The Phoenix protest had been called through characters from the conspiratorial environment of social networks. Around eight in the afternoon (local time), some 200 people gathered in the center of the city with all kinds of Trump paraphernalia to ask for their votes to be counted. Inside the building, workers did exactly that, counting votes. The Arizona scrutiny is one of the five that keep the country in suspense (Georgia, North Carolina, Nevada and Pennsylvania are the others), because at any moment a victory for Joe Biden can be certified there that ends the uncertainty.
“We will be here not only until the election is over, but also afterwards,” proclaimed one of the leaders of the rally with a megaphone. “We are going to make your voice heard.” The general idea of the demonstration was that something strange is happening in the process and they demanded the assurance that the votes are counted. The initial advantage of Donald Trump has been disappearing with the passing of the hours and the counting of the votes by mail and that seems to have triggered the feeling of fraud among his most staunch followers. Trump has been launching unfounded accusations of fraud for months on a vote that all projections pointed to favor the Democrats and would take time to be added to the final count.
“I think a lot of the Arizona votes are fake,” said a young woman who identified herself as Kayleigh. “They have not counted votes since eight in the afternoon.” While the rest of the world waited more or less patiently for the Maricopa County data update, she had come to that conclusion. Beside him, a young man who identified himself as Rich said that “in Wisconsin there are 3.2 million registered voters and they have 3.3 million votes. There are 100,000 more votes than people, it doesn’t make sense ”. Rich repeated as true a viral conspiracy theory denied hours ago. “The same has happened in four or five states,” Rich insisted.
“I just want a clean election. If Trump loses, we buy it and wait four years. But it has to be 100% okay. ” Rich couldn’t say what kind of evidence he needed to see to convince himself that the count is being done well, that it is simply slow because millions more people have voted than usual, and that no local authority in the United States wants to give the slightest margin to it. error. “It’s just that Arizona is very rare to become a Democrat,” summarized Rich.

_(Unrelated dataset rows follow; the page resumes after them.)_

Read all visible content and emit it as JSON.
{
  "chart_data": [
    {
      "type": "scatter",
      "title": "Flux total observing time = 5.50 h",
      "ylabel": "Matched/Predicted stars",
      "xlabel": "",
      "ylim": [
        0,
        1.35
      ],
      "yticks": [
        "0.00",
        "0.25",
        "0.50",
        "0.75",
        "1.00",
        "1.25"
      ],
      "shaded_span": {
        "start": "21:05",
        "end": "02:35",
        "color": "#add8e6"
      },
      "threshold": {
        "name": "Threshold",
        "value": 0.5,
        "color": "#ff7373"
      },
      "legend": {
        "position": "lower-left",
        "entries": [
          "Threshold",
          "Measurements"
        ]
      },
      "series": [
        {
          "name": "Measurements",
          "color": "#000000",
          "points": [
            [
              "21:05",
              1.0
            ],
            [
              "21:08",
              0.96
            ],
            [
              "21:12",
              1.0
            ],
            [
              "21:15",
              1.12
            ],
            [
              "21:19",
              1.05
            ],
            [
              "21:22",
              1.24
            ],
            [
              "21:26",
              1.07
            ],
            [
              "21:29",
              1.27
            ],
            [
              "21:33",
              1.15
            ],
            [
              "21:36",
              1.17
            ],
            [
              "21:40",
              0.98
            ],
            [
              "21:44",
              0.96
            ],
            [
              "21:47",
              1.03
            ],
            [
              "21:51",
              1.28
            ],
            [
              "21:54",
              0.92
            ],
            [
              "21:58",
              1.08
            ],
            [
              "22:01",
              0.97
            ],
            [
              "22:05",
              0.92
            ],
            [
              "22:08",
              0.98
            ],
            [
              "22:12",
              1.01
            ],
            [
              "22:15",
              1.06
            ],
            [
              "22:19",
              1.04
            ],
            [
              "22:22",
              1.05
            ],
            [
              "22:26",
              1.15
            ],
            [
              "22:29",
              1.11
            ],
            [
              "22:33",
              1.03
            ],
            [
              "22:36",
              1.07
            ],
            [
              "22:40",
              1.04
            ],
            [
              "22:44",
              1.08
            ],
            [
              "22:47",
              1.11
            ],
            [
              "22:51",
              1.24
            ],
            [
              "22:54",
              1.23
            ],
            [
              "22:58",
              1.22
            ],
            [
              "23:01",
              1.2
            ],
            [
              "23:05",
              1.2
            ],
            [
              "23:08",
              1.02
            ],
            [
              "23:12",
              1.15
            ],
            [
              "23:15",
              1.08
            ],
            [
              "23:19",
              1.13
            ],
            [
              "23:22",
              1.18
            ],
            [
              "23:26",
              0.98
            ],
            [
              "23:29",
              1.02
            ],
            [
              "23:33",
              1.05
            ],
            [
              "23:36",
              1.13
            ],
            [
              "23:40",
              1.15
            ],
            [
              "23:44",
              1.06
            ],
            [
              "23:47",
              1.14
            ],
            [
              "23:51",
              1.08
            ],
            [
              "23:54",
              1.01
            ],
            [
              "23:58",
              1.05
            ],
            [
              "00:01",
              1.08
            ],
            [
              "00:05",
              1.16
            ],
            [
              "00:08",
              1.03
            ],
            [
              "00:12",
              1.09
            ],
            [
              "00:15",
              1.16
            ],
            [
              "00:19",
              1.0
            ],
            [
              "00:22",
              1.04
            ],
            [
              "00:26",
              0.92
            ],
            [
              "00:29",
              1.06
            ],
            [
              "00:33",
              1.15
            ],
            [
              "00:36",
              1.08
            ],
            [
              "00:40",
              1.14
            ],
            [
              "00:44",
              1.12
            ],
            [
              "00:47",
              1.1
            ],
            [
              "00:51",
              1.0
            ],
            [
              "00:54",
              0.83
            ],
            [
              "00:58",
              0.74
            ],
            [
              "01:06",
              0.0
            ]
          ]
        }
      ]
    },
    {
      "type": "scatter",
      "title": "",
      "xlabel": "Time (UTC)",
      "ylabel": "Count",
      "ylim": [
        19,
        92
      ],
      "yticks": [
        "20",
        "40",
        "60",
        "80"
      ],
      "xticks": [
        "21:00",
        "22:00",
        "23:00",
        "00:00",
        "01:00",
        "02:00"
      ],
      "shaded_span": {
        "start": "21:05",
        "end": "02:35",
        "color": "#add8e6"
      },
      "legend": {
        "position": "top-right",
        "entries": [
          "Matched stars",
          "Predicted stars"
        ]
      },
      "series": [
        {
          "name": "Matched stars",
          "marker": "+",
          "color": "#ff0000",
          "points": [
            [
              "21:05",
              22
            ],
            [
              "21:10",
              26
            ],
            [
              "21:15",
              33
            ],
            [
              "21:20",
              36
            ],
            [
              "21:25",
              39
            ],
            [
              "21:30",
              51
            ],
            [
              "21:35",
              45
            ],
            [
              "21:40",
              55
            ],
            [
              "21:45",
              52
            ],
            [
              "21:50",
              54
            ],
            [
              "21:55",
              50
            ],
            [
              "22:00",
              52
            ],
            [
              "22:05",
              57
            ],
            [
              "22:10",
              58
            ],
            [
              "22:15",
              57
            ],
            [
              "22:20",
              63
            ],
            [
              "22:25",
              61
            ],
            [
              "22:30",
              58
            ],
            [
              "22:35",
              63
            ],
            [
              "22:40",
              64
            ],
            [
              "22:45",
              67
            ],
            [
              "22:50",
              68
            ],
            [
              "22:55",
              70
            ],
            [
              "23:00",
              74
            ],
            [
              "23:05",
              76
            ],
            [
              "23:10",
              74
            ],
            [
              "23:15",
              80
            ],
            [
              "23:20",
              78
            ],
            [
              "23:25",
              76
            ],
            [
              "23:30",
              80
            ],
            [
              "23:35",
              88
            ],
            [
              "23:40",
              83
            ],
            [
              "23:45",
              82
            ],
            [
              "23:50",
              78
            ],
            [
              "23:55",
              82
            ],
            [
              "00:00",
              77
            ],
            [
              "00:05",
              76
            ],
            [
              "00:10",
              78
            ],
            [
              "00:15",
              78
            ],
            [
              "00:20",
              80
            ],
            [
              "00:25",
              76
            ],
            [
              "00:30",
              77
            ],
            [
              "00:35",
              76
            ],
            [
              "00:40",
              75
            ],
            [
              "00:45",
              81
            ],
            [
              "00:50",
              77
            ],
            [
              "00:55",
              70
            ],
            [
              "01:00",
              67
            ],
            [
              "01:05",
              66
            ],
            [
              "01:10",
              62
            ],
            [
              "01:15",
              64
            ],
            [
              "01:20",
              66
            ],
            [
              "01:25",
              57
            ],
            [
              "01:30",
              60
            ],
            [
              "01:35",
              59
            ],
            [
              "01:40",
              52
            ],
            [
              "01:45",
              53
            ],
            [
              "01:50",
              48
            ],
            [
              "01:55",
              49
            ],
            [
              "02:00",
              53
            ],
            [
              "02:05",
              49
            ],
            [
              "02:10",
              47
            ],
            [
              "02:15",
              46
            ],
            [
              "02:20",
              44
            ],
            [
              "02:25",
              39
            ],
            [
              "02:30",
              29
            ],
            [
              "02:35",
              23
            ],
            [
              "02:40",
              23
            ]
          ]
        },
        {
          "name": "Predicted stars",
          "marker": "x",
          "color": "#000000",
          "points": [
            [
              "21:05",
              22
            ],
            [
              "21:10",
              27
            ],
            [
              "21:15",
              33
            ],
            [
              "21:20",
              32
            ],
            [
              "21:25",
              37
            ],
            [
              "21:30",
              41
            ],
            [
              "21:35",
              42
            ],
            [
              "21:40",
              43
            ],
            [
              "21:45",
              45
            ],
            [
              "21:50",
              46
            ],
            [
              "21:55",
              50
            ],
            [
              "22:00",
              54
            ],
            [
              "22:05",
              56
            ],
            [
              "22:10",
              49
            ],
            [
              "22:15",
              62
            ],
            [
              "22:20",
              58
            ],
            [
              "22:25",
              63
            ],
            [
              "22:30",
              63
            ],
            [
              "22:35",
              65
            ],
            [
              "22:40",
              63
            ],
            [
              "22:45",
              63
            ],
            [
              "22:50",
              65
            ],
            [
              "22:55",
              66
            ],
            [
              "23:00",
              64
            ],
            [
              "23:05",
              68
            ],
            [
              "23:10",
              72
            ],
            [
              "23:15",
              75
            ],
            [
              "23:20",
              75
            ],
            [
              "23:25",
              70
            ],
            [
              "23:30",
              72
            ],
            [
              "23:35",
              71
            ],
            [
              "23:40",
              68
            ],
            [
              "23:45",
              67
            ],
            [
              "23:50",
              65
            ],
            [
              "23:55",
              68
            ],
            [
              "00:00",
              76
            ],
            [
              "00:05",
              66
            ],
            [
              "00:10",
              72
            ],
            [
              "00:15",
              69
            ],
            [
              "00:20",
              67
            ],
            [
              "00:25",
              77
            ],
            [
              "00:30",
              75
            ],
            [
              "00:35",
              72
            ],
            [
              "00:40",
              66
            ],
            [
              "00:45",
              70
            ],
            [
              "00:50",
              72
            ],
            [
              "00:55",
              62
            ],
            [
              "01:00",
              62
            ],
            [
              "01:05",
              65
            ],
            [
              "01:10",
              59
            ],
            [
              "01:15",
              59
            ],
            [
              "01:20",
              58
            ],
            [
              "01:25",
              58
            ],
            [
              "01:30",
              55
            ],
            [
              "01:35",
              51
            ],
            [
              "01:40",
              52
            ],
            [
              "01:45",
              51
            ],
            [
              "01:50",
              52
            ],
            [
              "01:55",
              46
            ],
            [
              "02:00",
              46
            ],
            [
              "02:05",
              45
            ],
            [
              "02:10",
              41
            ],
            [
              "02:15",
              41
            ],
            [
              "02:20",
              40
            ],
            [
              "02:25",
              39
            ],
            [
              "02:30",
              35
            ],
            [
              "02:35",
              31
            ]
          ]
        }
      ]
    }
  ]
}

Biden held a 69,000-vote lead over Trump on Wednesday night, although with each new update in Maricopa County, Arizona’s most populous, that gap narrowed.
At the demonstration, a woman loudly proclaimed that the president had defended children from alleged pedophile networks, a baseless nonsense that spreads in far-right circles through social networks. Extreme characters mingled with families and couples. Several of the attendees were wearing military garb and several of them were armed with pistols or assault rifles. Arizona is a state that allows weapons to be displayed in public. Sheriff’s deputies guarded the counting center. The demonstration began to disperse around midnight.
The Trumpistas’ demand in Phoenix to count all the votes was in contrast to the demonstration of other Trump supporters in Detroit, Michigan, during the day they called for the counting to be stopped. Trump ended up losing Michigan on Wednesday afternoon. At the same time, denunciations of Trump’s campaign to stop the count in several states sparked demonstrations against the president across the country that also asked that all votes be counted just like the Trumpists in Phoenix. On Wednesday night, the entire United States had some reason to take to the streets to show their frustration at the slowness of the results and the tension for the future.
In addition to the contradictory protests by Trumpists in Phoenix and Detroit, calling for votes to be counted in one place and not in another, there were demonstrations in Oakland, Atlanta and New York by left-wing groups that took to the streets again to denounce the Trump’s attempt to poison confidence in the results. A coalition called Protect the Results said it planned demonstrations in 500 cities, which ultimately did not materialize, according to Reuters. On the Trumpist side, the mobilizations seem to be formed around the idea of “stopping the theft”, that is, that the reliable results are those of Tuesday and that the vote-by-mail count is actually a theft of the election using fictitious votes . They are the words of the president himself.